If you want a very quick look at pagoo
and start playing
with pangenome objects, this is a short tutorial to show the concept.
Let’s start by loading a Campylobacter spp. dataset, included
in the package.
library(pagoo, quietly = TRUE, warn.conflicts = FALSE) # Load package
rds <- system.file('extdata', 'campylobacter.RDS', package = 'pagoo')
campy <- load_pangenomeRDS(rds) # Load pangenome
Now that the object (campy
) is loaded, we can start by
querying it. pagoo
was developed considering that in a
pangenome each individual gene belongs to a given
organism, and is assigned to a cluster of orthologous.
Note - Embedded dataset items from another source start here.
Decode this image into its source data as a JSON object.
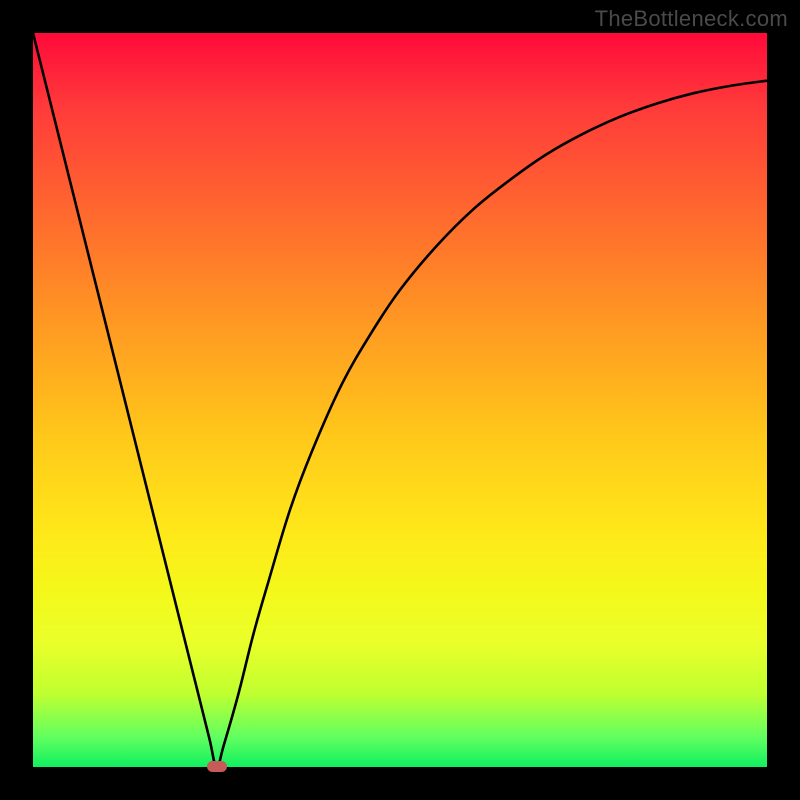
{
  "watermark": "TheBottleneck.com",
  "colors": {
    "curve": "#000000",
    "dot": "#c85a5a",
    "frame": "#000000"
  },
  "chart_data": {
    "type": "line",
    "title": "",
    "xlabel": "",
    "ylabel": "",
    "xlim": [
      0,
      100
    ],
    "ylim": [
      0,
      100
    ],
    "grid": false,
    "series": [
      {
        "name": "bottleneck-curve",
        "x": [
          0,
          2,
          4,
          6,
          8,
          10,
          12,
          14,
          16,
          18,
          20,
          22,
          24,
          25,
          26,
          28,
          30,
          32,
          35,
          38,
          42,
          46,
          50,
          55,
          60,
          65,
          70,
          75,
          80,
          85,
          90,
          95,
          100
        ],
        "y": [
          100,
          92,
          84,
          76,
          68,
          60,
          52,
          44,
          36,
          28,
          20,
          12,
          4,
          0,
          3,
          10,
          18,
          25,
          35,
          43,
          52,
          59,
          65,
          71,
          76,
          80,
          83.5,
          86.3,
          88.6,
          90.4,
          91.8,
          92.8,
          93.5
        ]
      }
    ],
    "marker": {
      "x": 25,
      "y": 0
    },
    "notes": "x/y are percentages of the plot area. Curve descends linearly from top-left to a minimum at x≈25 then rises with diminishing slope toward top-right."
  }
}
So those variables are interconnected, but each of them can have
metadata associated that is specific to each of them, i.e.: an
individual gene can have coordinates inside a genome, but this doesn’t
apply to a whole cluster, and a given organism has, for instance, a host
where it was isolated from, but this information doesn’t apply to an
individual gene.
Basic Fields
So this 3 variables are 3 separate tables that can be queried:
campy$organisms
## DataFrame with 7 rows and 8 columns
## org id strain year country host
## <factor> <character> <character> <integer> <character> <character>
## 1 16244_6_6 FR15 2008/170h 2008 France Human
## 2 16244_6_18 FR27 2012/185h 2012 France Human
## 3 17059_2_16 AR1 99/801 1999 Argentina Bovine
## 4 17059_2_23 AR8 04/875 2004 Argentina Bovine
## 5 17059_2_27 AR12 06/195 2006 Argentina Bovine
## 6 17150_1_73 CA1 001A-0374 2005 Canada Human
## 7 17059_2_42 TW6 1830 2008 Taiwan Human
## source accession
## <character> <character>
## 1 Feces ERS672247
## 2 Blood ERS672259
## 3 Prepuce ERS739235
## 4 Fetus ERS739242
## 5 VM ERS739246
## 6 Blood ERS686652
## 7 Blood ERS739261
(Tip: To see all fields and methods, in any R console type
campy$
and press the [TAB] key two times.)
This dataset consist in 7 Campylobacter spp genomes. For
each organism, you have a row with associated metadata. The first
column, org
, indicates the organism.
campy$clusters
## DataFrame with 2588 rows and 2 columns
## cluster Pfam_Arch
## <factor> <character>
## 1 group0001 2-Hacid_dh_C
## 2 group0002 2-Hacid_dh_C;2-Hacid..
## 3 group0003 2-Hacid_dh_C;ACT;2-H..
## 4 group0004 2Fe-2S_thioredx
## 5 group0005 4HB_MCP_1;MCPsignal
## ... ... ...
## 2584 group2584 zf-RING_7
## 2585 group2585 zf-TFIIB
## 2586 group2586 ZinT
## 2587 group2587 ZnuA
## 2588 group2588 ZT_dimer
The $clusters
field returns a table with metadata
associated to each group of orthologous, in this case is the Pfam
architecture domain (second column).
The last, and most important field is $genes
, which
returns a list of DataFrame
with information given for each
individual gene, grouped by cluster. We let the user to inspect this
field by him/herself.
campy$genes
The first 3 columns (cluster
, org
, and
gene
) are the glue that interconnects each of 3
“variables”.
Another useful field is $pan_matrix
, which returns a
matrix
with gene abundance for each cluster (columns), and
each organism (rows).
Basic Methods
pagoo
objects contain basic methods to analyze the
pangenome, from general statistics to some basic plotting capabilities.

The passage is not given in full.